We had flagged red flags around management pay and board independence in our piece on La Opala, In this piece we use Garware as an example to highlight potential issues around other income, direct and indirect promoter compensation, and related party transactions.
Related party transaction - Why does a company with 380cr of CC&E borrow at 8% from related parties? You don't need a capital allocation class to know that if you have 380cr on your balance sheet earning 6%, it probably doesn't make sense to borrow at significantly higher rates. Garware technical fibers has 104cr as cash and bank deposits and another 280cr in debt funds (more on this later!). Yet the firm routinely borrows from promoters and related parties. It uses this route to pay related parties close to 4cr in interest expense every year - infact half of its interest expense every year is paid to Related parties. These rates used to be extremely healthy earlier and have moderated to the 7-9% range over the last 3 years. All deposits returned in the same year with a healthy 8% interest. Here's the data from the last 5 years.
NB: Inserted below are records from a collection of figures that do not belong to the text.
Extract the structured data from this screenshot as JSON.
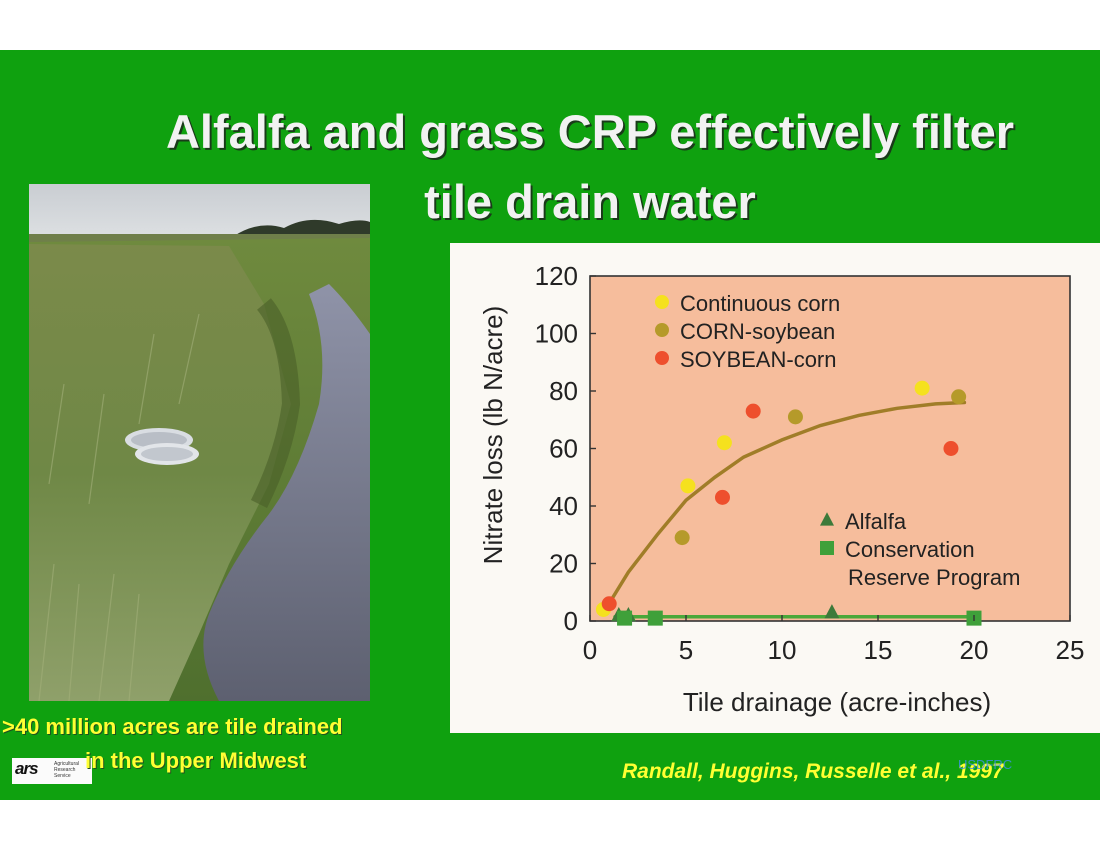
{
  "slide": {
    "title_line1": "Alfalfa and grass CRP effectively filter",
    "title_line2": "tile drain water",
    "caption_line1": ">40 million acres are tile drained",
    "caption_line2": "in the Upper Midwest",
    "citation": "Randall, Huggins, Russelle et al., 1997",
    "watermark": "USDFRC",
    "logo": {
      "mark": "ars",
      "text": "Agricultural Research Service"
    },
    "photo": {
      "subject": "drainage ditch with tile outlets and grass banks"
    },
    "colors": {
      "background": "#0fa10f",
      "title": "#f2f2f2",
      "caption": "#ffff33"
    }
  },
  "chart_data": {
    "type": "scatter",
    "title": "",
    "xlabel": "Tile drainage (acre-inches)",
    "ylabel": "Nitrate loss (lb N/acre)",
    "xlim": [
      0,
      25
    ],
    "ylim": [
      0,
      120
    ],
    "xticks": [
      "0",
      "5",
      "10",
      "15",
      "20",
      "25"
    ],
    "yticks": [
      "0",
      "20",
      "40",
      "60",
      "80",
      "100",
      "120"
    ],
    "grid": false,
    "background": "#f6bd9c",
    "legend_top": [
      {
        "label": "Continuous corn",
        "color": "#f5e11e",
        "marker": "circle"
      },
      {
        "label": "CORN-soybean",
        "color": "#b59a2a",
        "marker": "circle"
      },
      {
        "label": "SOYBEAN-corn",
        "color": "#ee4f2d",
        "marker": "circle"
      }
    ],
    "legend_bottom": [
      {
        "label": "Alfalfa",
        "color": "#3d7a3a",
        "marker": "triangle"
      },
      {
        "label": "Conservation",
        "color": "#3fa03a",
        "marker": "square"
      },
      {
        "label": "Reserve Program",
        "color": "",
        "marker": ""
      }
    ],
    "series": [
      {
        "name": "Continuous corn",
        "color": "#f5e11e",
        "marker": "circle",
        "points": [
          [
            0.7,
            4
          ],
          [
            5.1,
            47
          ],
          [
            7.0,
            62
          ],
          [
            17.3,
            81
          ]
        ]
      },
      {
        "name": "CORN-soybean",
        "color": "#b59a2a",
        "marker": "circle",
        "points": [
          [
            4.8,
            29
          ],
          [
            10.7,
            71
          ],
          [
            19.2,
            78
          ]
        ]
      },
      {
        "name": "SOYBEAN-corn",
        "color": "#ee4f2d",
        "marker": "circle",
        "points": [
          [
            1.0,
            6
          ],
          [
            6.9,
            43
          ],
          [
            8.5,
            73
          ],
          [
            18.8,
            60
          ]
        ]
      },
      {
        "name": "Alfalfa",
        "color": "#3d7a3a",
        "marker": "triangle",
        "points": [
          [
            1.5,
            2
          ],
          [
            2.0,
            2
          ],
          [
            12.6,
            3
          ]
        ]
      },
      {
        "name": "Conservation",
        "color": "#3fa03a",
        "marker": "square",
        "points": [
          [
            1.8,
            1
          ],
          [
            3.4,
            1
          ],
          [
            20.0,
            1
          ]
        ]
      }
    ],
    "trend_lines": [
      {
        "color": "#a07d28",
        "points": [
          [
            0.8,
            4
          ],
          [
            2,
            17
          ],
          [
            3.5,
            30
          ],
          [
            5,
            42
          ],
          [
            6.5,
            50
          ],
          [
            8,
            57
          ],
          [
            10,
            63
          ],
          [
            12,
            68
          ],
          [
            14,
            71.5
          ],
          [
            16,
            74
          ],
          [
            18,
            75.5
          ],
          [
            19.5,
            76
          ]
        ]
      },
      {
        "color": "#4aa83a",
        "points": [
          [
            1.3,
            1.5
          ],
          [
            20.0,
            1.5
          ]
        ]
      }
    ]
  }
}
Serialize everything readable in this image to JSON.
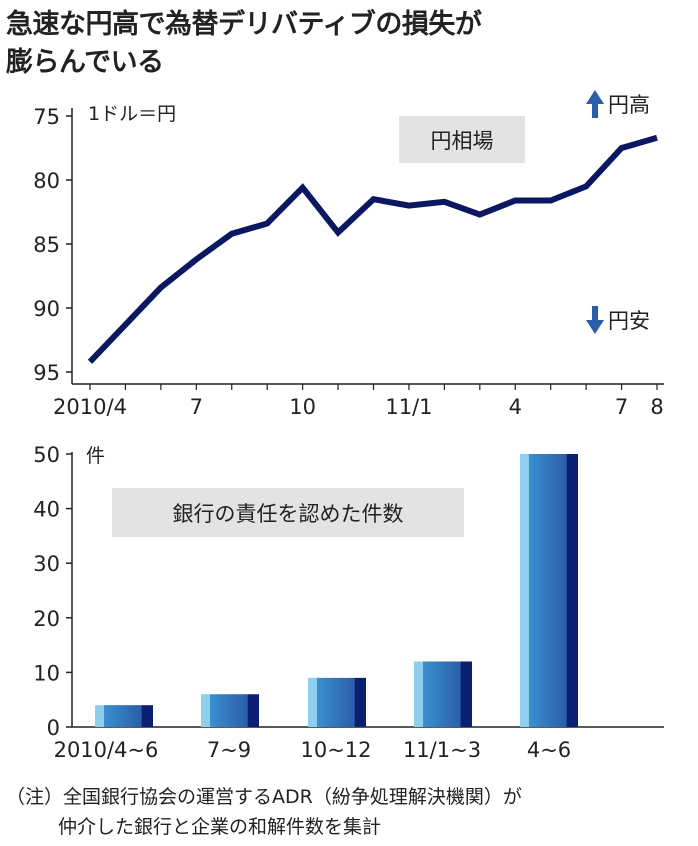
{
  "title": {
    "line1": "急速な円高で為替デリバティブの損失が",
    "line2": "膨らんでいる"
  },
  "chart_data": [
    {
      "type": "line",
      "label": "円相場",
      "unit": "1ドル＝円",
      "y_inverted": true,
      "ylim": [
        95,
        75
      ],
      "yticks": [
        75,
        80,
        85,
        90,
        95
      ],
      "x_tick_labels": [
        "2010/4",
        "7",
        "10",
        "11/1",
        "4",
        "7",
        "8"
      ],
      "x": [
        "2010/4",
        "2010/5",
        "2010/6",
        "2010/7",
        "2010/8",
        "2010/9",
        "2010/10",
        "2010/11",
        "2010/12",
        "2011/1",
        "2011/2",
        "2011/3",
        "2011/4",
        "2011/5",
        "2011/6",
        "2011/7",
        "2011/8"
      ],
      "values": [
        94.2,
        91.3,
        88.4,
        86.2,
        84.2,
        83.4,
        80.6,
        84.1,
        81.5,
        82.0,
        81.7,
        82.7,
        81.6,
        81.6,
        80.5,
        77.5,
        76.7
      ],
      "annotation_up": "円高",
      "annotation_down": "円安",
      "color": "#0b1760"
    },
    {
      "type": "bar",
      "label": "銀行の責任を認めた件数",
      "unit": "件",
      "categories": [
        "2010/4~6",
        "7~9",
        "10~12",
        "11/1~3",
        "4~6"
      ],
      "values": [
        4,
        6,
        9,
        12,
        50
      ],
      "ylim": [
        0,
        50
      ],
      "yticks": [
        0,
        10,
        20,
        30,
        40,
        50
      ]
    }
  ],
  "note": {
    "line1": "（注）全国銀行協会の運営するADR（紛争処理解決機関）が",
    "line2": "仲介した銀行と企業の和解件数を集計"
  },
  "colors": {
    "line": "#0b1760",
    "label_box": "#e3e3e3",
    "bar_light": "#8fcfee",
    "bar_mid": "#2f72b6",
    "bar_dark": "#0b1f72"
  }
}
Promoter pay: Direct & Indirect: Should shareholders pay the promoters 7lakhs/month for his house rent in addition to 7%+ of PAT?
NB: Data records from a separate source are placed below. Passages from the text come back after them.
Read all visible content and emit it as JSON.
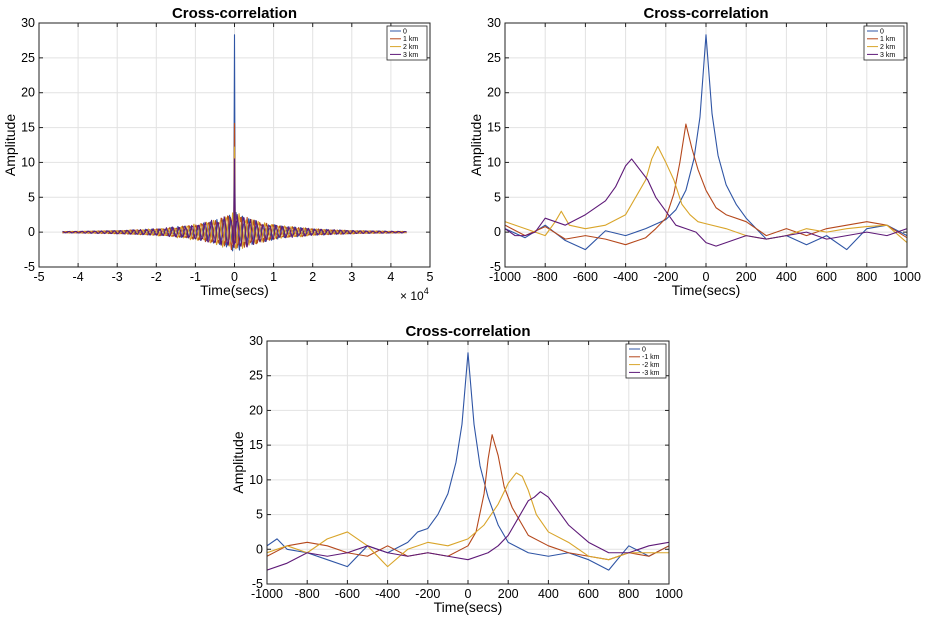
{
  "chart_data": [
    {
      "type": "line",
      "title": "Cross-correlation",
      "xlabel": "Time(secs)",
      "ylabel": "Amplitude",
      "xlim": [
        -5,
        5
      ],
      "ylim": [
        -5,
        30
      ],
      "xticks": [
        "-5",
        "-4",
        "-3",
        "-2",
        "-1",
        "0",
        "1",
        "2",
        "3",
        "4",
        "5"
      ],
      "yticks": [
        "-5",
        "0",
        "5",
        "10",
        "15",
        "20",
        "25",
        "30"
      ],
      "x_exponent_base": "× 10",
      "x_exponent_power": "4",
      "grid": true,
      "legend": "top-right",
      "legend_entries": [
        "0",
        "1 km",
        "2 km",
        "3 km"
      ],
      "series": [
        {
          "name": "0",
          "color": "#2f55a5",
          "peak_x": 0,
          "peak_y": 28.3
        },
        {
          "name": "1 km",
          "color": "#b5481c",
          "peak_x": 0,
          "peak_y": 15.6
        },
        {
          "name": "2 km",
          "color": "#d9a52a",
          "peak_x": 0,
          "peak_y": 12.2
        },
        {
          "name": "3 km",
          "color": "#5e1a78",
          "peak_x": 0,
          "peak_y": 10.5
        }
      ]
    },
    {
      "type": "line",
      "title": "Cross-correlation",
      "xlabel": "Time(secs)",
      "ylabel": "Amplitude",
      "xlim": [
        -1000,
        1000
      ],
      "ylim": [
        -5,
        30
      ],
      "xticks": [
        "-1000",
        "-800",
        "-600",
        "-400",
        "-200",
        "0",
        "200",
        "400",
        "600",
        "800",
        "1000"
      ],
      "yticks": [
        "-5",
        "0",
        "5",
        "10",
        "15",
        "20",
        "25",
        "30"
      ],
      "grid": true,
      "legend": "top-right",
      "legend_entries": [
        "0",
        "1 km",
        "2 km",
        "3 km"
      ],
      "series": [
        {
          "name": "0",
          "color": "#2f55a5",
          "x": [
            -1000,
            -900,
            -800,
            -700,
            -600,
            -500,
            -400,
            -300,
            -200,
            -150,
            -100,
            -60,
            -30,
            0,
            30,
            60,
            100,
            150,
            200,
            300,
            400,
            500,
            600,
            700,
            800,
            900,
            1000
          ],
          "y": [
            0.5,
            -0.8,
            1.0,
            -1.2,
            -2.5,
            0.2,
            -0.5,
            0.5,
            1.8,
            3.2,
            6.0,
            10.5,
            16.5,
            28.3,
            17.0,
            11.0,
            6.8,
            4.0,
            2.0,
            -1.0,
            -0.5,
            -1.8,
            -0.5,
            -2.5,
            0.5,
            1.0,
            -0.5
          ]
        },
        {
          "name": "1 km",
          "color": "#b5481c",
          "x": [
            -1000,
            -900,
            -800,
            -700,
            -600,
            -500,
            -400,
            -300,
            -250,
            -200,
            -160,
            -130,
            -100,
            -70,
            -40,
            0,
            50,
            100,
            200,
            300,
            400,
            500,
            600,
            700,
            800,
            900,
            1000
          ],
          "y": [
            1.0,
            -0.5,
            0.8,
            -1.0,
            -0.5,
            -1.0,
            -1.8,
            -0.8,
            0.5,
            2.0,
            5.5,
            10.0,
            15.5,
            12.0,
            9.0,
            6.0,
            3.5,
            2.5,
            1.5,
            -0.5,
            0.5,
            -0.5,
            0.5,
            1.0,
            1.5,
            1.0,
            -0.8
          ]
        },
        {
          "name": "2 km",
          "color": "#d9a52a",
          "x": [
            -1000,
            -900,
            -850,
            -800,
            -750,
            -720,
            -680,
            -600,
            -500,
            -400,
            -350,
            -300,
            -270,
            -240,
            -200,
            -160,
            -120,
            -80,
            -40,
            0,
            100,
            200,
            300,
            400,
            500,
            600,
            700,
            800,
            900,
            1000
          ],
          "y": [
            1.5,
            0.5,
            0.0,
            -0.5,
            1.5,
            3.0,
            1.0,
            0.5,
            1.0,
            2.5,
            5.0,
            7.5,
            10.5,
            12.3,
            10.0,
            7.5,
            4.0,
            2.5,
            1.5,
            1.2,
            0.5,
            -0.5,
            -1.0,
            -0.5,
            0.5,
            0.0,
            0.5,
            0.8,
            1.0,
            -1.5
          ]
        },
        {
          "name": "3 km",
          "color": "#5e1a78",
          "x": [
            -1000,
            -950,
            -900,
            -850,
            -800,
            -700,
            -600,
            -500,
            -450,
            -400,
            -370,
            -330,
            -290,
            -250,
            -200,
            -150,
            -100,
            -50,
            0,
            50,
            100,
            200,
            300,
            400,
            500,
            600,
            700,
            800,
            900,
            1000
          ],
          "y": [
            0.5,
            -0.5,
            -0.5,
            0.0,
            2.0,
            1.0,
            2.5,
            4.5,
            6.5,
            9.5,
            10.5,
            9.0,
            7.5,
            5.0,
            3.0,
            1.0,
            0.5,
            0.0,
            -1.5,
            -2.0,
            -1.5,
            -0.5,
            -1.0,
            -0.5,
            0.0,
            -1.0,
            -0.5,
            0.0,
            -0.5,
            0.5
          ]
        }
      ]
    },
    {
      "type": "line",
      "title": "Cross-correlation",
      "xlabel": "Time(secs)",
      "ylabel": "Amplitude",
      "xlim": [
        -1000,
        1000
      ],
      "ylim": [
        -5,
        30
      ],
      "xticks": [
        "-1000",
        "-800",
        "-600",
        "-400",
        "-200",
        "0",
        "200",
        "400",
        "600",
        "800",
        "1000"
      ],
      "yticks": [
        "-5",
        "0",
        "5",
        "10",
        "15",
        "20",
        "25",
        "30"
      ],
      "grid": true,
      "legend": "top-right",
      "legend_entries": [
        "0",
        "-1 km",
        "-2 km",
        "-3 km"
      ],
      "series": [
        {
          "name": "0",
          "color": "#2f55a5",
          "x": [
            -1000,
            -950,
            -900,
            -800,
            -700,
            -600,
            -500,
            -400,
            -300,
            -250,
            -200,
            -150,
            -100,
            -60,
            -30,
            0,
            30,
            60,
            100,
            150,
            200,
            300,
            400,
            500,
            600,
            700,
            800,
            900,
            1000
          ],
          "y": [
            0.5,
            1.5,
            0.0,
            -0.5,
            -1.5,
            -2.5,
            0.5,
            -0.5,
            1.0,
            2.5,
            3.0,
            5.0,
            8.0,
            12.5,
            18.0,
            28.3,
            18.0,
            12.0,
            7.5,
            3.5,
            1.0,
            -0.5,
            -1.0,
            -0.5,
            -1.5,
            -3.0,
            0.5,
            -1.0,
            0.5
          ]
        },
        {
          "name": "-1 km",
          "color": "#b5481c",
          "x": [
            -1000,
            -900,
            -800,
            -700,
            -600,
            -500,
            -400,
            -300,
            -200,
            -100,
            0,
            40,
            80,
            100,
            120,
            150,
            180,
            220,
            260,
            300,
            400,
            500,
            600,
            700,
            800,
            900,
            1000
          ],
          "y": [
            -1.0,
            0.5,
            1.0,
            0.5,
            -0.5,
            -1.0,
            0.5,
            -1.0,
            -0.5,
            -1.0,
            0.5,
            2.5,
            8.0,
            13.0,
            16.5,
            13.5,
            9.0,
            6.0,
            4.0,
            2.0,
            0.5,
            -0.5,
            -1.0,
            -1.5,
            -0.5,
            -1.0,
            0.5
          ]
        },
        {
          "name": "-2 km",
          "color": "#d9a52a",
          "x": [
            -1000,
            -900,
            -800,
            -700,
            -600,
            -500,
            -400,
            -300,
            -200,
            -100,
            0,
            80,
            150,
            200,
            240,
            270,
            300,
            340,
            400,
            500,
            600,
            700,
            800,
            900,
            1000
          ],
          "y": [
            -0.5,
            0.5,
            -0.5,
            1.5,
            2.5,
            0.5,
            -2.5,
            0.0,
            1.0,
            0.5,
            1.5,
            3.5,
            6.5,
            9.5,
            11.0,
            10.5,
            8.5,
            5.0,
            2.5,
            1.0,
            -1.0,
            -1.5,
            -0.5,
            -0.5,
            -0.5
          ]
        },
        {
          "name": "-3 km",
          "color": "#5e1a78",
          "x": [
            -1000,
            -900,
            -800,
            -700,
            -600,
            -500,
            -400,
            -300,
            -200,
            -100,
            0,
            100,
            150,
            200,
            250,
            300,
            330,
            360,
            400,
            450,
            500,
            600,
            700,
            800,
            900,
            1000
          ],
          "y": [
            -3.0,
            -2.0,
            -0.5,
            -1.0,
            -0.5,
            0.5,
            -0.5,
            -1.0,
            -0.5,
            -1.0,
            -1.5,
            -0.5,
            0.5,
            2.0,
            4.5,
            7.0,
            7.5,
            8.3,
            7.5,
            5.5,
            3.5,
            1.0,
            -0.5,
            -0.5,
            0.5,
            1.0
          ]
        }
      ]
    }
  ]
}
It is second nature for promoters to take healthy salaries and commissions, actively trying to stretch the limits of the 10% PAT. Promoters at Garware have also been fairly liberal with pay, paying themselves ~7% of PAT every year. With the allowances, management pay is close to 9% of PAT - with a one time drop in the current financial year. (Note that this is based on a stretched PAT - so the %of actual PAT will be a lot higher, but more on that in the next segment.)
PAT is growing at 23%, but is it really? The exponential fair value adjustment trend?
One statistic that almost everyone who pushes this stock will push is the 23% growth in PAT over the last 5 year. But the PAT is a very fragile number, easily manipulated. Remember the ~280cr the firm has on its books invested largely in debt funds. The firms adjusts that number for changes in fair value of the asset. These changes flow directly to the P&L account through other income, and trickle down from there to the bottom line. What is interesting is not this, but the trend in the FV gains - 1cr, 7cr, 11cr,30cr over the last four years. FV gains have risen from being 10% of other income to 93% of other income. So sharp has been their rise that FV gains now constitute close to 21% of PAT. The 22.75% PAT growth, comes down to a modest 15.6% when adjusted for the FV gains.
Here's the data on that.
Are key independent directors still independent after 25 years with the firm?
With all this, one would want to see some strong members in the board to flag anything might be appropriate. The firms attempts to check the boxes here with a 50% independent board, and 67% independence on the audit and nomination committees - until you look deeper. The firm has the same two independent directors on both its Audit and Nomination committees, along with the Promoter. Independent directors who are management favourites always get our attention, so we dug deeper. Interestingly both of these directors have been associated with the Garware group for the better part of 25 years. Does this compromise independence? - that's for the shareholders to decide.
[*] All data used in the article is from the firm's website, annual reports, and regulatory filings.